I've got it set up as an alias using the following:
alias newjournal='nano /home/username/documents/journals/'$(date +%Y)'/'$(date +%F-%k%M).txt''
So the year subfolder resolves correctly, and seemingly so does the first half of the date command. Tried appending the alias with sudo, didn't help.
Issue: For some reason, when I do this command the time value (%k) resolves to a few minutes ago... or maybe the last time nano ran this filename, maybe it's called an old buffer?
When I logoff it makes the correct file, then I save, wait a few minutes and try again, and it edits the old file instead of making a new one. Even if I remove the old file, it creates a new file with the old filename (incorrect time).

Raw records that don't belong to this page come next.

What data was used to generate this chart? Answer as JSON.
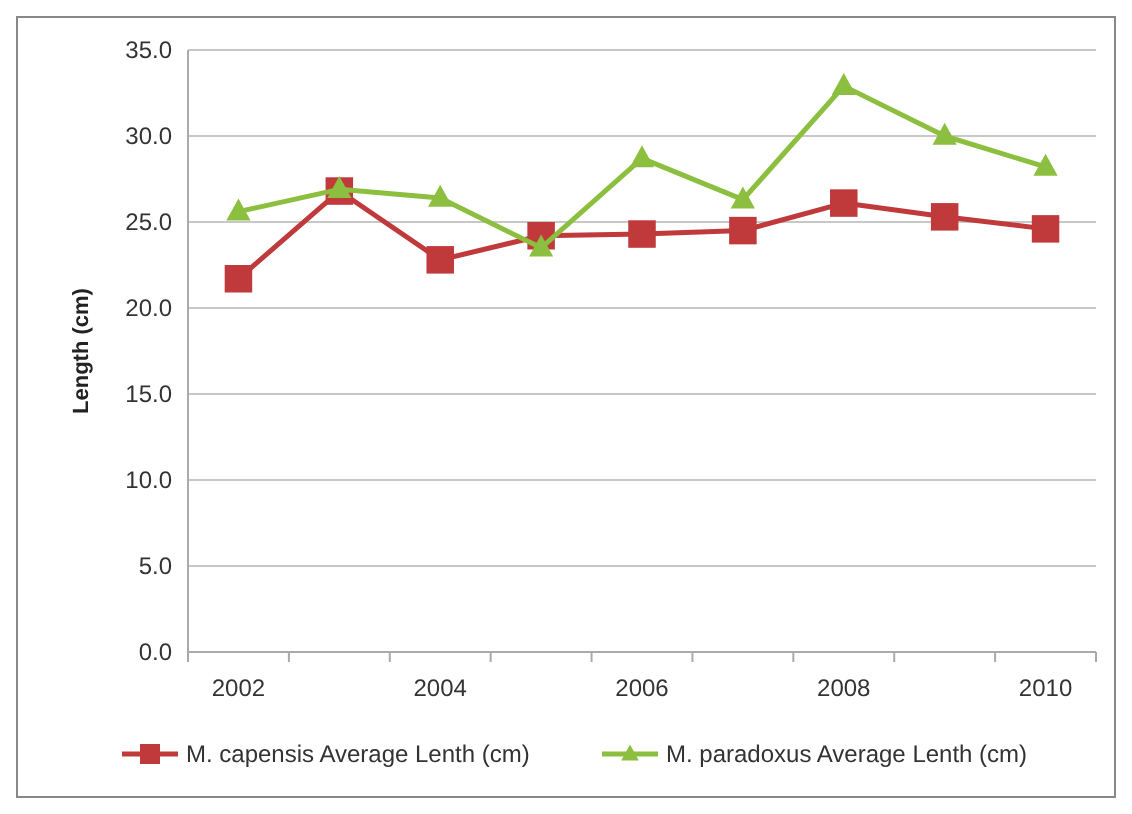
{
  "chart_data": {
    "type": "line",
    "ylabel": "Length (cm)",
    "categories": [
      "2002",
      null,
      "2004",
      null,
      "2006",
      null,
      "2008",
      null,
      "2010"
    ],
    "series": [
      {
        "name": "M. capensis Average Lenth (cm)",
        "color": "#c0393b",
        "marker": "square",
        "values": [
          21.7,
          26.8,
          22.8,
          24.2,
          24.3,
          24.5,
          26.1,
          25.3,
          24.6
        ]
      },
      {
        "name": "M. paradoxus Average Lenth (cm)",
        "color": "#8cbf3f",
        "marker": "triangle",
        "values": [
          25.6,
          26.9,
          26.4,
          23.5,
          28.7,
          26.3,
          32.9,
          30.0,
          28.2
        ]
      }
    ],
    "ylim": [
      0,
      35
    ],
    "yticks": [
      {
        "value": 0,
        "label": "0.0"
      },
      {
        "value": 5,
        "label": "5.0"
      },
      {
        "value": 10,
        "label": "10.0"
      },
      {
        "value": 15,
        "label": "15.0"
      },
      {
        "value": 20,
        "label": "20.0"
      },
      {
        "value": 25,
        "label": "25.0"
      },
      {
        "value": 30,
        "label": "30.0"
      },
      {
        "value": 35,
        "label": "35.0"
      }
    ],
    "grid": "y",
    "legend": "bottom"
  }
}
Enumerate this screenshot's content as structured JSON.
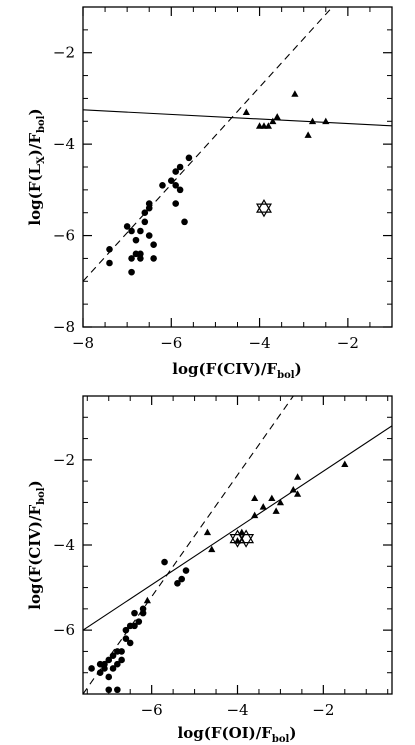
{
  "chart_data": [
    {
      "type": "scatter",
      "title": "",
      "xlabel": "log(F(CIV)/F_bol)",
      "ylabel": "log(F(L_X)/F_bol)",
      "xlim": [
        -8,
        -1
      ],
      "ylim": [
        -8,
        -1
      ],
      "xticks": [
        -8,
        -6,
        -4,
        -2
      ],
      "yticks": [
        -8,
        -6,
        -4,
        -2
      ],
      "series": [
        {
          "marker": "circle",
          "points": [
            [
              -7.4,
              -6.3
            ],
            [
              -7.4,
              -6.6
            ],
            [
              -7.0,
              -5.8
            ],
            [
              -6.9,
              -5.9
            ],
            [
              -6.9,
              -6.5
            ],
            [
              -6.9,
              -6.8
            ],
            [
              -6.8,
              -6.1
            ],
            [
              -6.8,
              -6.4
            ],
            [
              -6.7,
              -5.9
            ],
            [
              -6.7,
              -6.5
            ],
            [
              -6.7,
              -6.4
            ],
            [
              -6.6,
              -5.5
            ],
            [
              -6.6,
              -5.7
            ],
            [
              -6.5,
              -5.4
            ],
            [
              -6.5,
              -5.3
            ],
            [
              -6.5,
              -6.0
            ],
            [
              -6.4,
              -6.2
            ],
            [
              -6.4,
              -6.5
            ],
            [
              -6.2,
              -4.9
            ],
            [
              -6.0,
              -4.8
            ],
            [
              -5.9,
              -4.6
            ],
            [
              -5.9,
              -4.9
            ],
            [
              -5.9,
              -5.3
            ],
            [
              -5.8,
              -4.5
            ],
            [
              -5.8,
              -5.0
            ],
            [
              -5.7,
              -5.7
            ],
            [
              -5.6,
              -4.3
            ]
          ]
        },
        {
          "marker": "triangle",
          "points": [
            [
              -4.3,
              -3.3
            ],
            [
              -4.0,
              -3.6
            ],
            [
              -3.9,
              -3.6
            ],
            [
              -3.8,
              -3.6
            ],
            [
              -3.7,
              -3.5
            ],
            [
              -3.6,
              -3.4
            ],
            [
              -3.2,
              -2.9
            ],
            [
              -2.9,
              -3.8
            ],
            [
              -2.8,
              -3.5
            ],
            [
              -2.5,
              -3.5
            ]
          ]
        },
        {
          "marker": "star",
          "points": [
            [
              -3.9,
              -5.4
            ]
          ]
        }
      ],
      "lines": [
        {
          "style": "solid",
          "points": [
            [
              -8,
              -3.25
            ],
            [
              -1,
              -3.6
            ]
          ]
        },
        {
          "style": "dashed",
          "points": [
            [
              -8,
              -7.0
            ],
            [
              -2.35,
              -1
            ]
          ]
        }
      ]
    },
    {
      "type": "scatter",
      "title": "",
      "xlabel": "log(F(OI)/F_bol)",
      "ylabel": "log(F(CIV)/F_bol)",
      "xlim": [
        -7.6,
        -0.4
      ],
      "ylim": [
        -7.5,
        -0.5
      ],
      "xticks": [
        -6,
        -4,
        -2
      ],
      "yticks": [
        -6,
        -4,
        -2
      ],
      "series": [
        {
          "marker": "circle",
          "points": [
            [
              -7.4,
              -6.9
            ],
            [
              -7.2,
              -6.8
            ],
            [
              -7.2,
              -7.0
            ],
            [
              -7.1,
              -6.8
            ],
            [
              -7.1,
              -6.9
            ],
            [
              -7.0,
              -6.7
            ],
            [
              -7.0,
              -7.1
            ],
            [
              -6.9,
              -6.6
            ],
            [
              -6.9,
              -6.9
            ],
            [
              -6.8,
              -6.5
            ],
            [
              -6.8,
              -6.8
            ],
            [
              -6.7,
              -6.7
            ],
            [
              -6.7,
              -6.5
            ],
            [
              -6.6,
              -6.2
            ],
            [
              -6.6,
              -6.0
            ],
            [
              -6.5,
              -6.3
            ],
            [
              -6.5,
              -5.9
            ],
            [
              -6.4,
              -5.6
            ],
            [
              -6.4,
              -5.9
            ],
            [
              -6.3,
              -5.8
            ],
            [
              -6.2,
              -5.5
            ],
            [
              -6.2,
              -5.6
            ],
            [
              -5.7,
              -4.4
            ],
            [
              -5.4,
              -4.9
            ],
            [
              -5.3,
              -4.8
            ],
            [
              -5.2,
              -4.6
            ],
            [
              -7.0,
              -7.4
            ],
            [
              -6.8,
              -7.4
            ]
          ]
        },
        {
          "marker": "triangle",
          "points": [
            [
              -6.1,
              -5.3
            ],
            [
              -4.7,
              -3.7
            ],
            [
              -4.6,
              -4.1
            ],
            [
              -4.0,
              -3.9
            ],
            [
              -3.9,
              -3.7
            ],
            [
              -3.6,
              -3.3
            ],
            [
              -3.6,
              -2.9
            ],
            [
              -3.4,
              -3.1
            ],
            [
              -3.2,
              -2.9
            ],
            [
              -3.1,
              -3.2
            ],
            [
              -3.0,
              -3.0
            ],
            [
              -2.7,
              -2.7
            ],
            [
              -2.6,
              -2.4
            ],
            [
              -2.6,
              -2.8
            ],
            [
              -1.5,
              -2.1
            ]
          ]
        },
        {
          "marker": "star",
          "points": [
            [
              -4.0,
              -3.85
            ],
            [
              -3.8,
              -3.85
            ]
          ]
        }
      ],
      "lines": [
        {
          "style": "solid",
          "points": [
            [
              -7.6,
              -6.0
            ],
            [
              -0.4,
              -1.2
            ]
          ]
        },
        {
          "style": "dashed",
          "points": [
            [
              -7.6,
              -7.5
            ],
            [
              -2.7,
              -0.5
            ]
          ]
        }
      ]
    }
  ]
}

Here's a screenshot of what I'm trying to explain. Here I create a newjournal, save in nano within a second or two of executing the command, print the correct date/time, list the file that was created. Note the incorrect filename time (1249, as apposed to 13:11):
Anyways, it might be something simple, but I've tried different methods in the alias, such as putting double quotes around the whole thing and escaping properly, single quoting, escaping and spacing, etc.
Thanks for the read/help. Ubuntu 16.04 server.
EDIT: Here's the final alias that worked:
alias newjournal='nano /home/user/journals/"$(date +%Y)"/"$(date +%F-%H%M).txt"'
Needed to double quote the date commands inside the overall single-quoted alias.